Questa struttura a maggioranza indiana è emblematicamente in linea con un trend crescente, in cui i marchi cinesi cercano di espandere la loro capacità produttiva locale attraverso alleanze con partner indiani. Gli analisti del settore ritengono che questo modello potrebbe essere replicato anche in altri ambiti industriali.
Negli ultimi anni, l’India ha visto un notevole incremento nella produzione di smartphone, grazie anche all’espansione della produzione di iPhone e agli incentivi governativi. Attualmente, il Paese rappresenta il 57% delle esportazioni di smartphone indiane in termini di volume, secondo i dati di Counterpoint.
Nonostante i marchi cinesi controllino il 72% del mercato interno indiano, la loro contribuzione alle esportazioni rimane inferiore al 10%. Questo scenario evidenzia un potenziale significativo di crescita se questi marchi decidessero di aumentare le loro esportazioni dal Paese.
Tarun Pathak di Counterpoint ha definito l’accordo tra Dixon e Vivo come un “win-win”, sottolineando che la maggioranza indiana offre a Vivo un miglior allineamento politico, mentre Dixon può beneficiare di una scala produttiva che gli consente di aumentare il valore aggiunto locale e di puntare alle esportazioni.

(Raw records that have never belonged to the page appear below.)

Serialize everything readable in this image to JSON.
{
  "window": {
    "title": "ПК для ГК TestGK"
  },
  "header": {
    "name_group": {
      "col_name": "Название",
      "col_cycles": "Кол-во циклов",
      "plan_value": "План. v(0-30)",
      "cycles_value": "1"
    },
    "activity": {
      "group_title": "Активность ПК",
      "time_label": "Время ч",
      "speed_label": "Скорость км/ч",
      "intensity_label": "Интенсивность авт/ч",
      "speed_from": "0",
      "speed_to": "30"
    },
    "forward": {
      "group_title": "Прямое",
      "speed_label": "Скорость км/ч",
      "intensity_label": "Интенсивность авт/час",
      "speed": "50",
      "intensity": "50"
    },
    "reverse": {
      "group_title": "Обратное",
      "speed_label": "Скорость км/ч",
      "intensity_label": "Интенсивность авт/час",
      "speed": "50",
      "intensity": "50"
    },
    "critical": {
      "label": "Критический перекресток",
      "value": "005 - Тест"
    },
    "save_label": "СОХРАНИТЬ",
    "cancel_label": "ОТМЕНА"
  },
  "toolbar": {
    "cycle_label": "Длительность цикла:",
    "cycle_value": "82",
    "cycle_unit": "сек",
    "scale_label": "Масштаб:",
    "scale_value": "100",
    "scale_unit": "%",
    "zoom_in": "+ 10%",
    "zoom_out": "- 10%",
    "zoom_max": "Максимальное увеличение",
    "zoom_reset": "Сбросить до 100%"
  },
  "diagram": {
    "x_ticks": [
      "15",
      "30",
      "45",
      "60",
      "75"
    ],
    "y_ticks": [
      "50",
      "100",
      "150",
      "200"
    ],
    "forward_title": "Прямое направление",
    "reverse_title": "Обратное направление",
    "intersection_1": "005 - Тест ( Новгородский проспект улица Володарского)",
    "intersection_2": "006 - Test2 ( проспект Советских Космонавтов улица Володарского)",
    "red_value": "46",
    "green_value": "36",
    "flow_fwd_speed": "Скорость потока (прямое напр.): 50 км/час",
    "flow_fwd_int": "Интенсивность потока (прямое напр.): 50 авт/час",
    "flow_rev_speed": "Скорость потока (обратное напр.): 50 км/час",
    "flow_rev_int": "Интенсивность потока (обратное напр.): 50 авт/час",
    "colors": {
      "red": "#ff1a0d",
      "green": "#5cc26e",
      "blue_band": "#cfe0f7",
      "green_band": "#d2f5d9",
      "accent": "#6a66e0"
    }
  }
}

Vivo continua a mantenere la sua posizione di leader di mercato in India, con una quota di spedizioni del 23% nel primo trimestre di quest’anno. Per Dixon, il più grande fornitore di servizi di manifattura elettronica del Paese, questa joint venture potrebbe tradursi in volumi annuali di produzione di circa 20-22 milioni di smartphone, come stimato dal managing director Atul Lall, in riferimento alle vendite attuali di Vivo.
Inoltre, Dixon già produce smartphone per altri marchi, tra cui Xiaomi, e questa nuova operazione rafforza ulteriormente il suo ruolo nella catena produttiva locale. Questo avviene in un contesto di requisiti normativi sempre più stringenti e di indagini fiscali e regolatorie che in passato hanno colpito alcuni produttori cinesi in India.